Bien croy, qu’au faict onc ne t’esvertuas :
Car celle amour qu’en toy party tu as,
Ta foy loyalle, et tes façons pudiques
Vaincroient d’un coup cent Dardes Cupidiques.
Ta Lettre m’a maint plaisir faict sentir,
Mais le plus grand (il n’en fault point mentir)
C’est le rapport de la bonne vinée
De pardelà : car par chascune année
Me conviendra luy livrer les assaulx,
Puis qu’en Amours j’ay jecté mes grands saultz.

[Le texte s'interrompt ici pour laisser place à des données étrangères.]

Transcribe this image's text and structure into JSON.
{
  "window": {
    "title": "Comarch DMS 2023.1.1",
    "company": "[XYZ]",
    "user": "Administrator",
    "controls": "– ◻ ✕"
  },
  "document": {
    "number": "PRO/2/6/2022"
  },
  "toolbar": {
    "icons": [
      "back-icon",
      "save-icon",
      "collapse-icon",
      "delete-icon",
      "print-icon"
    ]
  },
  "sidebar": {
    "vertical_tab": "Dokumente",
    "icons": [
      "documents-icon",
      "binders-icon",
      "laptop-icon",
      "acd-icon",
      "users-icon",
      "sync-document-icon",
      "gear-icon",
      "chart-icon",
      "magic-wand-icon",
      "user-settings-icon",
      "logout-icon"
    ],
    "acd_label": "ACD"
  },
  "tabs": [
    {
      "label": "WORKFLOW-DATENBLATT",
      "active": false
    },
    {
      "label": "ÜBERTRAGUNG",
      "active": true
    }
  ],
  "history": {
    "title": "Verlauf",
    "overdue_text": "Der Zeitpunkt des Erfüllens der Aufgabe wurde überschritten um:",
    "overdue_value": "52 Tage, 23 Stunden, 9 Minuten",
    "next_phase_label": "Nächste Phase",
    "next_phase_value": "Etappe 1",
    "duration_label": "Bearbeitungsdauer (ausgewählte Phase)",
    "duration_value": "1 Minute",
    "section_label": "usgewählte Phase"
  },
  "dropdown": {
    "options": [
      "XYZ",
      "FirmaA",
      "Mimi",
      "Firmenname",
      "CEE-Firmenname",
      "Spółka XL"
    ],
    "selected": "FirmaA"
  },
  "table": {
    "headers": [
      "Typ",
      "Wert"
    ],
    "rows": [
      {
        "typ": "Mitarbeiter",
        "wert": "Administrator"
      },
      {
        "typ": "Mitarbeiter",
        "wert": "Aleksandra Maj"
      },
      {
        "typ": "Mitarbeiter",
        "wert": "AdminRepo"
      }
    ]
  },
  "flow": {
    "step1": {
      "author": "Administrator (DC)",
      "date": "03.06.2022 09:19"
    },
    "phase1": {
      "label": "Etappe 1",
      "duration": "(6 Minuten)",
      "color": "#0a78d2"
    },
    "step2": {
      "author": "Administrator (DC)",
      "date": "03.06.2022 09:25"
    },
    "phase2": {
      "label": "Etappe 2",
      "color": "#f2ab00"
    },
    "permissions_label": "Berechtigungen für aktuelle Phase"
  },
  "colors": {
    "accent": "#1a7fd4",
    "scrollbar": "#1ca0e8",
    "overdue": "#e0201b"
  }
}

A dire vray je deviens vieille Lame,
Et ne puis bien croyre, qu’aulcune Dame
(Tant que tu dis) s’enquiere, et se soucie
De mon estat : neantmoins, te mercie,
Si quelcquefoys de moy tiennent ensemble
Aulcun propos : car par cela me semble
Que Cupido (sans de rien me priser)
En vieil Souldart me veult favoriser.
Or si tu m’as (ainsi comme je pense)
Mis en leur grâce, aulcune recompense
Fors que d’amour à toy n’en sera faicte :
Mais dy leur bien, qu’à toutes je soubhaicte,
Que les soubhaictz, qui d’elles seront faictz,
Deviennent tous accomplis, et parfaictz.
Te suppliant donner Salut pour moy
A celles là, desquelles sans esmoy
Nous devisions, passant mélancolie
Sur le chemin des Alpes d’Italie.
Et pour l’Adieu de ma Lettre, t’afferme
Que nonobstant que nostre Amytié ferme
Tousjours florisse en sa verdeur frequente,
Certes encor ton Epistre eloquente
Pres du Ruisseau Caballin composée,
Luy a servi d’une doulce Rosée,
Qui reverdir la faict, et eslever,
Comme la Rose au plaisant temps de Ver.